Digibron cookies

Voor optimale prestaties van de website gebruiken wij cookies. Overeenstemmig met de EU GDPR kunt u kiezen welke cookies u wilt toestaan.

Noodzakelijke en wettelijk toegestane cookies

Noodzakelijke en wettelijk toegestane cookies zijn verplicht om de basisfunctionaliteit van Digibron te kunnen gebruiken.

Optionele cookies

Onderstaande cookies zijn optioneel, maar verbeteren uw ervaring van Digibron.

Bekijk het origineel

Dirksland was een oase in de waterwoestijn

Bekijk het origineel

+ Meer informatie

Dirksland was een oase in de waterwoestijn

Ingezonden:

4 minuten leestijd Arcering uitzetten

Het interview met Gerrit Robijn in uw krant van 24 januari heeft veel herinneringen bij mij los gemaakt. Ten tijde van de ramp woonde ik bij mijn ouders in de Paulina van Weellaan. Mijn broer Tim was dat weekend thuis met verlof uit militaire dienst, terwijl ik thuis oude talen studeerde als vooropleiding voor de juridische faculteit in Utrecht.
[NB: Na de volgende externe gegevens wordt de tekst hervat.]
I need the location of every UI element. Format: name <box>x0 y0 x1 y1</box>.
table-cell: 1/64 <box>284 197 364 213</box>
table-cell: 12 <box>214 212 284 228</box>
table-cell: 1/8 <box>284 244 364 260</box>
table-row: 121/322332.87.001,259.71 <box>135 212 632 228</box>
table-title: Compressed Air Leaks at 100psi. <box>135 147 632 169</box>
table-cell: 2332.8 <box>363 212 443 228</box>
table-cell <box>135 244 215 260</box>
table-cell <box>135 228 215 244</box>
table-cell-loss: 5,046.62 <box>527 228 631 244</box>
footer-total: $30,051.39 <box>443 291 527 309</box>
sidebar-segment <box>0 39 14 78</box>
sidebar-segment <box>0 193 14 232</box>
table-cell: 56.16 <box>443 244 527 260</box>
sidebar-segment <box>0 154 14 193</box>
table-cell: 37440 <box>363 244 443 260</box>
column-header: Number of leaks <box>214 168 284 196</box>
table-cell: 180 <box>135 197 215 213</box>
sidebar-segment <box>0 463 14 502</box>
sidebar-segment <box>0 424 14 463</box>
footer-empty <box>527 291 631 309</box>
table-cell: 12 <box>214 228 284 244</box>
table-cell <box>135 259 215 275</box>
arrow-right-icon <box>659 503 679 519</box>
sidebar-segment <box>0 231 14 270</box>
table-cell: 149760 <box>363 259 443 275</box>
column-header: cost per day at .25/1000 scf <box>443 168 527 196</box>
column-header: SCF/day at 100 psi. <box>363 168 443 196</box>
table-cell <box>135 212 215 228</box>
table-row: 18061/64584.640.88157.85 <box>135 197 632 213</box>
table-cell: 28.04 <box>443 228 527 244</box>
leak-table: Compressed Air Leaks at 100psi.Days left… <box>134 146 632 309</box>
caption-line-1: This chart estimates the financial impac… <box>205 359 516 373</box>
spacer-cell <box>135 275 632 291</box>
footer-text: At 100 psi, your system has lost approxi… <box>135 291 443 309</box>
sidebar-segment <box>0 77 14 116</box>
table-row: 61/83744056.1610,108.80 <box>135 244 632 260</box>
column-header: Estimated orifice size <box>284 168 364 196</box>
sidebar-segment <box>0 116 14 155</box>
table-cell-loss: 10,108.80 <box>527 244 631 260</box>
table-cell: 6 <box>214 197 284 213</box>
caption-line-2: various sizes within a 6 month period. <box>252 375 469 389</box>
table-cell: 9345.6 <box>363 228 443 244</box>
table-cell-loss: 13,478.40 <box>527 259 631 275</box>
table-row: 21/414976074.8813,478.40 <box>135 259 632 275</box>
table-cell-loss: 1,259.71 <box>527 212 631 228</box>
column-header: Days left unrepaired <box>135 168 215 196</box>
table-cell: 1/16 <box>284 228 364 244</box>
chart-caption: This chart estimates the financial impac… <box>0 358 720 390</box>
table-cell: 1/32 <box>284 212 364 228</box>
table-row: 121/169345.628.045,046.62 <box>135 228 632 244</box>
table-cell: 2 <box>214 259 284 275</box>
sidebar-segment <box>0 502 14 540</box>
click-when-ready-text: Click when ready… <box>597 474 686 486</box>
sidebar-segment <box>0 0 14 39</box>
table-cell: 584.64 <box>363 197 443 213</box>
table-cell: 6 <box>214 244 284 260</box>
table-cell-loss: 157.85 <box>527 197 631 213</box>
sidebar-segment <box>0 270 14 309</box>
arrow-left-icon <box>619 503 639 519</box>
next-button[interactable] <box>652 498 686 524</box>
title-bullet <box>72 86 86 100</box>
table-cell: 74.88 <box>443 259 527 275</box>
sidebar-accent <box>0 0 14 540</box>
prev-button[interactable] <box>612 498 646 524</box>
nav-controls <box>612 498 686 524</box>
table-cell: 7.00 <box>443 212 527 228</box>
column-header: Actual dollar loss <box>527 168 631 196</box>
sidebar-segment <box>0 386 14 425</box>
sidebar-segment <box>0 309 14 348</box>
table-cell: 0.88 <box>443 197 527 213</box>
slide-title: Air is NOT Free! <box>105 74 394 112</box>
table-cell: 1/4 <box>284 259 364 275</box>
In de nacht van zaterdag op zondag gingen mijn vader, Tim en ik per auto op pad naar Middelharnis met het doel om te gaan controleren of de vloedplanken het hielden aan de haven bij de kunstmestloods van de firma Kooman (mijn vader was procuratiehouder van die firma in Dirksland). We liepen vast in het water bij de watertoren aan het eind van het Korteweegje en keerden terug naar het dorp. We hadden geen enkel idee wat er aan de hand was. Ik herken het verhaal van Gerrit Robijn, dat veel mensen bijeen kwamen in de Voorstraat en in onzekerheid verkeerden. Ik hoor nog de sinistere klanken van de torenklokken, waarvan het geluid nu eens zacht, dan weer hard klonk, al naar gelang de snelheid van de windvlagen. Zondagmorgen gingen mijn broer en ik op de fiets via de Geldersedijk naar Herkingen.

Aan het eind, waar de weg zich splitst naar rechts richting Melissant en links naar Herkingen, was in de dijk richting Nieuwe Tonge een enorm gat. Aan de andere kant stonden enkele mensen en een jong paard.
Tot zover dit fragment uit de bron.